D’après ses proches, Augustin Niyoyankana avait un différend foncier avec un certain Gordien, arrêté lui-aussi. « Augustin avait acheté à Sylvestre Yamuremye une parcelle dans le quartier, mais il l’a vendue. Par après, Gordien est venu y construire », raconte un proche. Selon lui, Gordien affirme que la parcelle appartenait à son frère. « Malgré les contestations d’Augustin, Gordien continuait d’y érige sa maison. Il l’a menacé à plusieurs reprises».

Augustin a porté le dossier devant la justice. Cette dernière a interdit tous travaux sur cette propriété. « Cela a mis en colère Gordien. Les menaces ont continué. Augustin ne pouvait rien faire car Gordien est riche». Selon les proches, Gordien n’a comparu qu’une seule fois devant la justice. « Il restait une seule audience pour que le dossier soit mis en délibéré. Et voilà qu’il a été enlevé. Je suis convaincu que les deux affaires sont liées». La famille demande la lumière sur ce qui s’est passé : « Si Augustin a été tué, on aimerait avoir sa dépouille afin qu’elle soit enterrée dignement.»

Forum des lecteurs d'Iwacu

4 réactions
  1. Nkunzumwami

    Il buvait sa bière de banane tranquillement et des hommes en civil avec un policier l’ont embarqué dans un pick-up sans plaques d’immatriculation.
    Il ya deux questions. 1 Dans quel pays, il y a des véhicules qui circulent sans plaques d’immatriculation? 2. Pourquoi les gens se laissent embarquer dans un véhicule sans plaques?

  2. Ivyo bintu vyo kunyuruza abantu bicafuza igihugu cacu kandi bigatuma n’abanyamitahe batazana imitahe mu burundi ngo igihugu cisununure muvy ‘ ubutunzi . Na bamukirarugendo bamaze kumva ahantu abantu banyuruzwa atacamira ntibaba bakiza mu Burundi ngo bazane yamafaranga y’agaciro.Ko umukuru w’igihugu yama ariko asemerera ko ari guharanira intwaro ibereye ,ubutungane kuri bose,umuntu akagenda mu gihugu adakebaguzwa ,ariko umengo abo abwira ntibamwumva.Reta ni igwanye ukudahana be nabo bose bacafuza igihugu mu gukora ico kibi kibishe co kunyuruza abantu.Hari uwikekwa nahagarikwe ashirwe imbere y ‘’ubutungana yezwa yezwe yagirwa n’icaha yagirwe n’icaha hanyuma ahanwe.Ariko ivyo ko ubona uwawe umengo utwawe n’imodoka y’abazezwe umutekano hanyuma ntagaruke womengo ni bimwe twabona muri 1972 aho abambaye umwambaro w’abazezwe umutekano batwara abantu ntibagaruke nubu agahinda ka kaba kakari mu mitima y’ababuze.Ingingo ruhasha zirakwiye gufatwa.

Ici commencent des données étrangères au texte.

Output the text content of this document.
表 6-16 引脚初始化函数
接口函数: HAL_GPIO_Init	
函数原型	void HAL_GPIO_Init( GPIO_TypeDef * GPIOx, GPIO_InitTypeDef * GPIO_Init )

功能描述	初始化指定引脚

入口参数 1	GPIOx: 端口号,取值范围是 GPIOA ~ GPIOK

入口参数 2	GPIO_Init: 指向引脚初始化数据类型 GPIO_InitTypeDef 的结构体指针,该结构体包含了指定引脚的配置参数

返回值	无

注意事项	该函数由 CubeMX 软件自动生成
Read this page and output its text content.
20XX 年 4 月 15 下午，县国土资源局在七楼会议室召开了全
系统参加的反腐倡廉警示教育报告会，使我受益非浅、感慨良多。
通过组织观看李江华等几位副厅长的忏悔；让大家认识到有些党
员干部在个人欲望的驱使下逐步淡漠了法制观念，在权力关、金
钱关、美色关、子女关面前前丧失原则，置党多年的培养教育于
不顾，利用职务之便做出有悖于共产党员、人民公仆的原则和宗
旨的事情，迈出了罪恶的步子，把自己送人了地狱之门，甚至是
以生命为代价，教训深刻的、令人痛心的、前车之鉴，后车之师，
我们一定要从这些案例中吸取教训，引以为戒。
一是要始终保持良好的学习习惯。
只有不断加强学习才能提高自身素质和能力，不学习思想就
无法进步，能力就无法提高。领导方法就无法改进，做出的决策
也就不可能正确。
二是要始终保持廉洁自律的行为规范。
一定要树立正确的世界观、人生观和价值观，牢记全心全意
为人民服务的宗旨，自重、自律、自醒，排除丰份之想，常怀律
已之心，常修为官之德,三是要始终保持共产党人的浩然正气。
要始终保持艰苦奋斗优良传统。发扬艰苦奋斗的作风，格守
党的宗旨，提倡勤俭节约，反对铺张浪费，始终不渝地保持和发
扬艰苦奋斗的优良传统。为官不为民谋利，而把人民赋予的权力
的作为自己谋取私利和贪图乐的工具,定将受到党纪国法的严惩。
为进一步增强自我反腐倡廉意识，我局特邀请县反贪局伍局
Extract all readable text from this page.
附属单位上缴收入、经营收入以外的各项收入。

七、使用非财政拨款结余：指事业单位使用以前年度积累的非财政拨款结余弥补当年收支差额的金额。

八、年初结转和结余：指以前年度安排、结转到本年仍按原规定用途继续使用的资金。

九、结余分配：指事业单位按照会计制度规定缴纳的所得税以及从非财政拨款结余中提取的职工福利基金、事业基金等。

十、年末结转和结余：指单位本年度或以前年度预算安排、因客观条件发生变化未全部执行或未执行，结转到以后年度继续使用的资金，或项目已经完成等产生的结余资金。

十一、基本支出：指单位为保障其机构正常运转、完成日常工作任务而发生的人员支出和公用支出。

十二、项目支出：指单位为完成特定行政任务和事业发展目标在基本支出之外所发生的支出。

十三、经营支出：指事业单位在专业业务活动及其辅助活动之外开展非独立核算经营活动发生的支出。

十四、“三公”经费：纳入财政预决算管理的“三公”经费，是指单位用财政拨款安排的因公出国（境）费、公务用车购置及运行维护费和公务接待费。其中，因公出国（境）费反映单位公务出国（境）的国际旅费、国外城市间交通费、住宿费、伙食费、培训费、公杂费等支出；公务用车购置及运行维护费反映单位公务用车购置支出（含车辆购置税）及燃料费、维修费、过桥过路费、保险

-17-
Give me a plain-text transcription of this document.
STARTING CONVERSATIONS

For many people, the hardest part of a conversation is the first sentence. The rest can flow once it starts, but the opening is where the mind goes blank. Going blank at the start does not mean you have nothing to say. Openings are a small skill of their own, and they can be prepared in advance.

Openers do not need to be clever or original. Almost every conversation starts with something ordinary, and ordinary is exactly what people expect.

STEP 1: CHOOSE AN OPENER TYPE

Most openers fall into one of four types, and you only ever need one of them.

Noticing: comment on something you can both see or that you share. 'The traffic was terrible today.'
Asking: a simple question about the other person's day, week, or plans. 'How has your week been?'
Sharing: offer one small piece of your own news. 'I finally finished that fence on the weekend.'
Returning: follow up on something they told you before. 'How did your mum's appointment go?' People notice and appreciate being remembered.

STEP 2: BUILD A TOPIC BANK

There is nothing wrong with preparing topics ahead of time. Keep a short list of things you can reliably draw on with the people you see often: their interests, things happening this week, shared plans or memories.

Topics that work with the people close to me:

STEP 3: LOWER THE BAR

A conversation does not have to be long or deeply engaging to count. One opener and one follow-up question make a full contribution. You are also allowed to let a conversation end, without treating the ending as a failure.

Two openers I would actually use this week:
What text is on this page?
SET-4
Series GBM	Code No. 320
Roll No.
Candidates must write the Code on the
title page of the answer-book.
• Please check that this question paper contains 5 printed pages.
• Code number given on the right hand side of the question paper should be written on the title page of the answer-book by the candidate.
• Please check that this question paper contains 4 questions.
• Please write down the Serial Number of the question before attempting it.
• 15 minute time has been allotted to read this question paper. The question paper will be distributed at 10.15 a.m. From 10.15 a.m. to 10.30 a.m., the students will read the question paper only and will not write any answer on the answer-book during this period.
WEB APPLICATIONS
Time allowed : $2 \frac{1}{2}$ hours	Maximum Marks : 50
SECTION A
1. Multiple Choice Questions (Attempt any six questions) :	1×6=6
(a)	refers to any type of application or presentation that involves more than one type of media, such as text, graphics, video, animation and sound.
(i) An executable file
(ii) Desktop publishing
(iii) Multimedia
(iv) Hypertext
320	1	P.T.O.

    • Justice soit faite sinon enlevement des personnes ne signifie pas tenir l’images du pays car partout au monde la criminalite regne en maitre ,m c’est a la justice burundaise des montrer CES muscle pour decourager ces malfaisant

  3. Rukara

    Au Burundi, quand on a un problème avec un individu, la manière la plus rapide possible c’est de se joindre les services d’une groupe de choc qui curieusement dans presque tous les enlevemenst est liée aux membres des services de sécurité officielle ou non officielle.
    Et comme toujours la police fait des enquêtes qui n’aboutissent jamais. On retrouve ni corps ni communiqué de la police pour faire le point sur le résultat des enquêtes.
    Finalement ces services de sécurité ont trouvé un moyen d’arrondir leur fin de mois en commettant des crimes dont ils ne sont jamais inquiétés.
    Cela implique que ces groupes possèdent des appuis a haut niveau. Ces appuis a haut niveau doivent être identifiies et mis hors état de nuire. Seraient ils plus puissants que le gouvernement?
    Pauvre Burundi! A quand la justice tant crié par le président.